The total sum of communication output by A Daidaita Sahu looks something like this:
• Electronic Media: Daily programmes on four Radio stations and three Television stations, featuring dramas, discussions, exhortations (Nasiha), dabates, quizzes and songs, as well as documentaries and inserts of dozens of jingles and announcements.
• Print Media: There full pages in different newspapers, weekly, featuring opinion talks, book serials, news, interviews and well-placed public relation pieces, as well as monthly and weekly newsletters and weekly news releases in magazines and other publications.
• The Internet: Website (www.adaidaitasahu.org) and e-mail ([email protected]).
• Others: There are also text and Telephone communication, Billboard and Signboards, Poetry and Songs, Drama and Soap Opera (stage drama theatre), public lectures (Zauren Shawara), Public Seminars, Advocacy visits and many more.
In addition, A Daidaita Sahu Directorate has a modern, fully-equipped Studio where it records all its output. Other components of its extensive media centre include a book library; a video and audio library; a video viewing room; and a computer lab with 24-hour Internet facility. Similarly, A Daidaita Sahu conducts weekly Mobile Cinema (Majigi) in various areas in the state. At these exhibitions, A Daidaita Sahu shows its own productions of Drama, Video documentaries, Songs and others.

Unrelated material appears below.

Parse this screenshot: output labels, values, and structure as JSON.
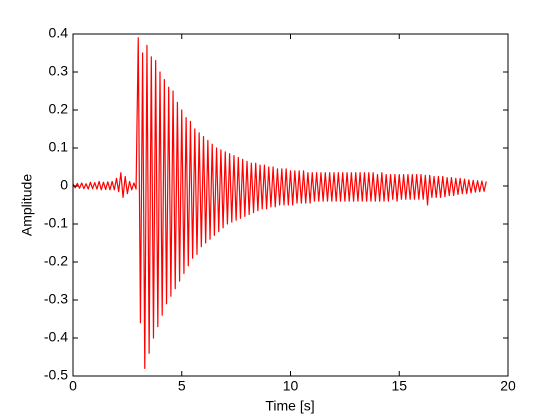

To ensure that our messages are effective, A Daidaita Sahu conducts periodic monitoring and evaluation of its activities. At the end of every year also, the Directorate conducts a thorough study of its activities and their impact.
Let me conclude my presentation by affirming that the successes we recorded in our war against corruption in Kano State and our campaign for attitudinal change can largely be attributed to the use of effective communication to deliver our messages. I have no doubt that no other agency of government in Nigeria uses such extensive communication to pass its message across to its target audience. And the successes we have recorded so far are far-reaching, all thanks be to Allah. We have created awareness among our people that we need to restore our cherished values and make our lives and society worth living. Already, many states in the country are emulating our models.
Finally, our invitation by the organizers of this Global Summit is a further testimony of our success, Alhamdu LIllah!
* This is an excerpt from the Governor’s speech on Kano State’s Societal Re-Orientation Programme (A Daidaita Sahu) – A Communication Strategy for Better Society and Social Justice delivered at the Timex Global Conference on February 25, 2008.